Scheduling an AWS CLI backup to S3 in Linux

I'll cover creation of the S3 bucket, configuration of the AWS IAM security, installation of the AWS CLI, some key commands, and creating a cron job to automate it.

Scheduling an AWS CLI backup to S3 in Linux

Hot on the heels of standing up a new Ubuntu server with a Docker stack, I'll need to get a regular scheduled file-level backup job set up. I'll cover creation of the S3 bucket, configuration of the AWS IAM security, installation of the AWS CLI, some key commands, and creating a cron job to automate it.

The good news is that (unless you have a massive amount of change) the data backed up is relatively cheap, and the weekly backup should just take deltas, or, just the files that have changed. Disclaimer: All services have charges. You are responsible for these so investigate thoroughly!

This walkthrough uses the AWS Management Console to set up AWS. If this is a production system you could make use of the CLI, or even better, code it with CloudFormation.

⚠️
The S3 cli sync being set up here doesn't backup empty directories, due to the way S3 objects are stored. If this is necessary, and it often is, you might be better off creating a tarball and backing that up, or replacing the sync command with some sort of script thus. Or, if it's possible to find out what they were, manually create the directories on recovery.

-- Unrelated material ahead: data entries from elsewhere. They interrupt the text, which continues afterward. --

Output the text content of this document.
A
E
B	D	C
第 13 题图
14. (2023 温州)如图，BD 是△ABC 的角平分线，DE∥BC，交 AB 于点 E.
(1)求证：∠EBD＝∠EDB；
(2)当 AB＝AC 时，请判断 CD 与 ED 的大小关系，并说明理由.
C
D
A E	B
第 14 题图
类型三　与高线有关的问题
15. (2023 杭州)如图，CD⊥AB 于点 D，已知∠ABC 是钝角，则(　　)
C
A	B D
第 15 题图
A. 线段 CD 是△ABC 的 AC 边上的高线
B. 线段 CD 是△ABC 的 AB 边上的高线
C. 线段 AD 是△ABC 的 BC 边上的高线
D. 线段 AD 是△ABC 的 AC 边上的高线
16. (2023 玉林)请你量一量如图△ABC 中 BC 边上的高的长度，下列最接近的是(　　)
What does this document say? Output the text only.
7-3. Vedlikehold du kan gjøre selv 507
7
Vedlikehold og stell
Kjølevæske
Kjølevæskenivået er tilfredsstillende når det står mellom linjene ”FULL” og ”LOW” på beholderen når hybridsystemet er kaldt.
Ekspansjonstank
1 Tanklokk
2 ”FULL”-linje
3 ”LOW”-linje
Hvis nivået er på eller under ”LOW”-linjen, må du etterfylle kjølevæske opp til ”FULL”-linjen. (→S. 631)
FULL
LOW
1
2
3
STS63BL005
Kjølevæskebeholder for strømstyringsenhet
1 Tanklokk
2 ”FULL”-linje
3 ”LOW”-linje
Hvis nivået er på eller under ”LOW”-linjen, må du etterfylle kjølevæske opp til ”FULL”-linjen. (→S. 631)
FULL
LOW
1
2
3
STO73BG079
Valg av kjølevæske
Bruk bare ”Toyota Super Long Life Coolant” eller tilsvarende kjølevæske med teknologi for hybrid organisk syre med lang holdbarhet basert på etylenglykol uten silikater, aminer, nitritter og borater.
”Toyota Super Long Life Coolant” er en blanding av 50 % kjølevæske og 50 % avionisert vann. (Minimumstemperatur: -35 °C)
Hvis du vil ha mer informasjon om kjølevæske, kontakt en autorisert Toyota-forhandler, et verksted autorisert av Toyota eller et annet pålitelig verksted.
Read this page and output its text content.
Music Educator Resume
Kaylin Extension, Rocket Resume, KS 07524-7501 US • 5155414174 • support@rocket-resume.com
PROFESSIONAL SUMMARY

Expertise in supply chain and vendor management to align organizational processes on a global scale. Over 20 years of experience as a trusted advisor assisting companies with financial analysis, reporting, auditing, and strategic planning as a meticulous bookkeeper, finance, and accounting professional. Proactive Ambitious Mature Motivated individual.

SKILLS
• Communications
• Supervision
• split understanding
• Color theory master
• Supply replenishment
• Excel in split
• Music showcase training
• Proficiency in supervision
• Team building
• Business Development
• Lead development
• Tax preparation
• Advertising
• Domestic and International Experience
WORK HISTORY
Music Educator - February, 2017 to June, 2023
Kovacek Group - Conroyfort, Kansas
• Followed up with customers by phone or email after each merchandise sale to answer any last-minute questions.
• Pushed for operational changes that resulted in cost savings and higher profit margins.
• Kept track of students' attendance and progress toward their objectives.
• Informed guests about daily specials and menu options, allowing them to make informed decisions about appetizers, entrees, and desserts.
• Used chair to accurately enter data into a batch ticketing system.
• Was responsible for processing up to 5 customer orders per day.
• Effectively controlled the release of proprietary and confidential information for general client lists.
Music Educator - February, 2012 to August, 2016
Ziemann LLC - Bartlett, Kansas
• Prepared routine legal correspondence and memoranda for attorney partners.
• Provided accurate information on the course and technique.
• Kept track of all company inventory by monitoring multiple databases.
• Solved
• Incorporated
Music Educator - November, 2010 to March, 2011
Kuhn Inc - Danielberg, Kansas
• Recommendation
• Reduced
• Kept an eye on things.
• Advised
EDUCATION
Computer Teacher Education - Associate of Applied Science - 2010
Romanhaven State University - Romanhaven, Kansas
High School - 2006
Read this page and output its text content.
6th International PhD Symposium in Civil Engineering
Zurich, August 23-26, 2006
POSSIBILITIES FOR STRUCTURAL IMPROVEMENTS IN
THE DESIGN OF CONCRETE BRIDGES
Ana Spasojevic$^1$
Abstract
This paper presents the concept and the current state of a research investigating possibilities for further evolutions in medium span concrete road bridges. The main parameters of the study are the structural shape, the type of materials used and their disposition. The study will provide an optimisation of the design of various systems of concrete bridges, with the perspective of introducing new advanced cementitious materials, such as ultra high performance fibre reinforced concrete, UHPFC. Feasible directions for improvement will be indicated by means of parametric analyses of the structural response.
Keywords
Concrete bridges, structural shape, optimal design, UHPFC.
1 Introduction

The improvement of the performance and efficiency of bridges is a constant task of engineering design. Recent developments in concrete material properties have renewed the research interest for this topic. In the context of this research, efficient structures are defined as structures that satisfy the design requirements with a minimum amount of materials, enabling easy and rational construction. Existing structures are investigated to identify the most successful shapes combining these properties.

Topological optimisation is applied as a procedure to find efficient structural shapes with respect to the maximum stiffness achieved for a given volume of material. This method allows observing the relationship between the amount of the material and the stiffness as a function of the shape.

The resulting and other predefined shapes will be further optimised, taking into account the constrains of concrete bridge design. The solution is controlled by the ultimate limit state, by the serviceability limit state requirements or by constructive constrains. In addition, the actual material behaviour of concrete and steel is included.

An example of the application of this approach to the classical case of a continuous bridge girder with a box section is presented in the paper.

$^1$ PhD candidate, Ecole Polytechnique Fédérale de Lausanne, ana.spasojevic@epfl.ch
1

Create the S3 bucket for backups

  1. Assuming you are already set up to use Amazon Web Services, log in to the management console. If not, head to https://aws.amazon.com/
  2. Find the S3 section. It's on https://s3.console.aws.amazon.com/s3/home
  3. Click "Create bucket".
  4. You'll be asked to choose a bucket name. This needs to be world-unique. I am using a combination like servername-backup-10digitrandomstring, e.g. linux123-backup-skhvynirme. I used a string generator from random.org to make a random string for me to append and make sure I have a unique name. We'll continue with that fictional example bucket name. Make a note of yours to later back up to it.
  5. You will need to select a region. If your server is on Lightsail or EC2, make sure the bucket is in the same region as your server. If not, it doesn't matter so much the location, but be aware that most hosting companies charge for egress from the web server, and AWS is no exception. Additionally, S3 pricing varies by region.
  6. Select the region and go to the next screen.
  7. On the second screen you can optionally choose versioning and encryption. I'm going to use both. You could use versioning if you want to keep historical copies of changed files.
  8. Go to the next screen, the public access can remain off, then go to the next screen again. Check the settings and create the bucket.
  9. Make a note of the bucket ARN. This can be found by checking the box next to your bucket in the main S3 screen, and looking to the top right of the pop-in box. You will see a button "Copy bucket ARN".
  10. Optional: Set the storage class. You'll need to figure out which you need, based on how often you might want to recover and what the costs are. I am trying the "General intelli-tier" class. Setting this in the bucket properties for the whole bucket should cope with new objects.

Existing objects can be selected in the GUI, and recursively changed to intelligent tiering.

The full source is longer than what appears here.